Bu önemli keşfi gerçekleştiren Johns Hopkins Üniversitesi’nden arkeolog Glenn Schwartz, bu dört parmak uzunluğundaki eserlerin tarihte bilinen en eski alfabetik yazı kanıtı olabileceğini ifade ediyor. 20 Kasım’da üniversite tarafından yapılan açıklamada detaylandırılan bu bulgu, ertesi gün Amerikan Denizaşırı Araştırma Derneği’nin Yıllık Toplantısı’nda duyuruldu. Eğer bu değerlendirme doğruysa, bilinen ilk alfabenin kökeni ve yayılımı hakkındaki mevcut varsayımlar köklü bir şekilde değişebilir.
Schwartz, “Alfabeler, yazıyı yalnızca kraliyet ve sosyal elitler için değil, tüm insanlar için erişilebilir hale getirerek devrim niteliğinde bir dönüşüm gerçekleştirdi. Alfabetik yazı, insanların yaşam biçimlerini, düşünce süreçlerini ve iletişim şekillerini köklü bir şekilde değiştirdi” diyerek, bu yeni keşfin önemine dikkat çekiyor. Ayrıca, “Bu keşif, insanların yeni iletişim teknolojilerini hayal ettikleri zamanın, düşündüğümüzden çok daha önce olduğunu gösteriyor” şeklinde ekliyor.
Bilim insanları, uzun yıllardır ilk alfabenin kökenini araştırıyor. Çoğu uzman, bilinen ilk alfabenin MÖ 2. binyılın ilk yarısında geliştirildiği konusunda hemfikir. Ancak, karbon tarihlemesi ile yaklaşık MÖ 2400 civarına ait olduğu belirlenen bu yeni bulgu, alfabenin tarihi hakkında bilinenleri yaklaşık 500 yıl geriye itebilir. Schwartz, “Daha önce, bilim insanları alfabenin MÖ 1900’den sonra Mısır’da veya civarında icat edildiğini düşünüyordu” diyerek, “Fakat bulduğumuz eserler çok daha eski ve haritada farklı bir bölgeden geliyor, bu da alfabenin köken hikayesinin düşündüğümüzden tamamen farklı olabileceğini gösteriyor” şeklinde sözlerine devam ediyor.

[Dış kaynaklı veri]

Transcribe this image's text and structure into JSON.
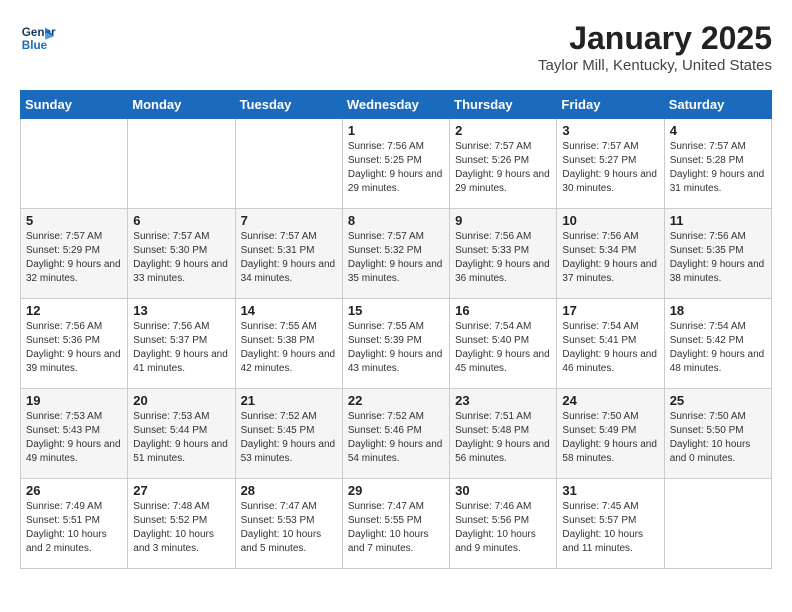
{
  "header": {
    "logo": "GeneralBlue",
    "title": "January 2025",
    "location": "Taylor Mill, Kentucky, United States"
  },
  "days_of_week": [
    "Sunday",
    "Monday",
    "Tuesday",
    "Wednesday",
    "Thursday",
    "Friday",
    "Saturday"
  ],
  "weeks": [
    [
      {
        "day": "",
        "info": ""
      },
      {
        "day": "",
        "info": ""
      },
      {
        "day": "",
        "info": ""
      },
      {
        "day": "1",
        "info": "Sunrise: 7:56 AM\nSunset: 5:25 PM\nDaylight: 9 hours and 29 minutes."
      },
      {
        "day": "2",
        "info": "Sunrise: 7:57 AM\nSunset: 5:26 PM\nDaylight: 9 hours and 29 minutes."
      },
      {
        "day": "3",
        "info": "Sunrise: 7:57 AM\nSunset: 5:27 PM\nDaylight: 9 hours and 30 minutes."
      },
      {
        "day": "4",
        "info": "Sunrise: 7:57 AM\nSunset: 5:28 PM\nDaylight: 9 hours and 31 minutes."
      }
    ],
    [
      {
        "day": "5",
        "info": "Sunrise: 7:57 AM\nSunset: 5:29 PM\nDaylight: 9 hours and 32 minutes."
      },
      {
        "day": "6",
        "info": "Sunrise: 7:57 AM\nSunset: 5:30 PM\nDaylight: 9 hours and 33 minutes."
      },
      {
        "day": "7",
        "info": "Sunrise: 7:57 AM\nSunset: 5:31 PM\nDaylight: 9 hours and 34 minutes."
      },
      {
        "day": "8",
        "info": "Sunrise: 7:57 AM\nSunset: 5:32 PM\nDaylight: 9 hours and 35 minutes."
      },
      {
        "day": "9",
        "info": "Sunrise: 7:56 AM\nSunset: 5:33 PM\nDaylight: 9 hours and 36 minutes."
      },
      {
        "day": "10",
        "info": "Sunrise: 7:56 AM\nSunset: 5:34 PM\nDaylight: 9 hours and 37 minutes."
      },
      {
        "day": "11",
        "info": "Sunrise: 7:56 AM\nSunset: 5:35 PM\nDaylight: 9 hours and 38 minutes."
      }
    ],
    [
      {
        "day": "12",
        "info": "Sunrise: 7:56 AM\nSunset: 5:36 PM\nDaylight: 9 hours and 39 minutes."
      },
      {
        "day": "13",
        "info": "Sunrise: 7:56 AM\nSunset: 5:37 PM\nDaylight: 9 hours and 41 minutes."
      },
      {
        "day": "14",
        "info": "Sunrise: 7:55 AM\nSunset: 5:38 PM\nDaylight: 9 hours and 42 minutes."
      },
      {
        "day": "15",
        "info": "Sunrise: 7:55 AM\nSunset: 5:39 PM\nDaylight: 9 hours and 43 minutes."
      },
      {
        "day": "16",
        "info": "Sunrise: 7:54 AM\nSunset: 5:40 PM\nDaylight: 9 hours and 45 minutes."
      },
      {
        "day": "17",
        "info": "Sunrise: 7:54 AM\nSunset: 5:41 PM\nDaylight: 9 hours and 46 minutes."
      },
      {
        "day": "18",
        "info": "Sunrise: 7:54 AM\nSunset: 5:42 PM\nDaylight: 9 hours and 48 minutes."
      }
    ],
    [
      {
        "day": "19",
        "info": "Sunrise: 7:53 AM\nSunset: 5:43 PM\nDaylight: 9 hours and 49 minutes."
      },
      {
        "day": "20",
        "info": "Sunrise: 7:53 AM\nSunset: 5:44 PM\nDaylight: 9 hours and 51 minutes."
      },
      {
        "day": "21",
        "info": "Sunrise: 7:52 AM\nSunset: 5:45 PM\nDaylight: 9 hours and 53 minutes."
      },
      {
        "day": "22",
        "info": "Sunrise: 7:52 AM\nSunset: 5:46 PM\nDaylight: 9 hours and 54 minutes."
      },
      {
        "day": "23",
        "info": "Sunrise: 7:51 AM\nSunset: 5:48 PM\nDaylight: 9 hours and 56 minutes."
      },
      {
        "day": "24",
        "info": "Sunrise: 7:50 AM\nSunset: 5:49 PM\nDaylight: 9 hours and 58 minutes."
      },
      {
        "day": "25",
        "info": "Sunrise: 7:50 AM\nSunset: 5:50 PM\nDaylight: 10 hours and 0 minutes."
      }
    ],
    [
      {
        "day": "26",
        "info": "Sunrise: 7:49 AM\nSunset: 5:51 PM\nDaylight: 10 hours and 2 minutes."
      },
      {
        "day": "27",
        "info": "Sunrise: 7:48 AM\nSunset: 5:52 PM\nDaylight: 10 hours and 3 minutes."
      },
      {
        "day": "28",
        "info": "Sunrise: 7:47 AM\nSunset: 5:53 PM\nDaylight: 10 hours and 5 minutes."
      },
      {
        "day": "29",
        "info": "Sunrise: 7:47 AM\nSunset: 5:55 PM\nDaylight: 10 hours and 7 minutes."
      },
      {
        "day": "30",
        "info": "Sunrise: 7:46 AM\nSunset: 5:56 PM\nDaylight: 10 hours and 9 minutes."
      },
      {
        "day": "31",
        "info": "Sunrise: 7:45 AM\nSunset: 5:57 PM\nDaylight: 10 hours and 11 minutes."
      },
      {
        "day": "",
        "info": ""
      }
    ]
  ]
}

Bulgular, Johns Hopkins Üniversitesi ile Amsterdam Üniversitesi’nin, günümüzde Batı Suriye’de bulunan ve antik Tuba kenti olduğu düşünülen MÖ 2700 civarında kurulmuş kentsel yerleşim yeri Tell Umm-el Marra‘da ortaklaşa yürüttükleri kazı çalışmaları sırasında ortaya çıktı. Schwartz, “Silindirler delikliydi, bu yüzden onları başka bir nesneye bağlayan bir ip hayal ediyorum. Belki de bir kabın içeriğini ya da o kabın nereden geldiğini veya kime ait olduğunu ayrıntılı olarak anlatıyorlar” diyerek, yazının tam olarak ne anlama geldiğine dair spekülatif bir değerlendirme yapıyor. Son olarak, “Yazıyı çevirmenin bir yolu olmadan, sadece tahminde bulunabiliriz” diyerek düşüncelerini tamamlıyor.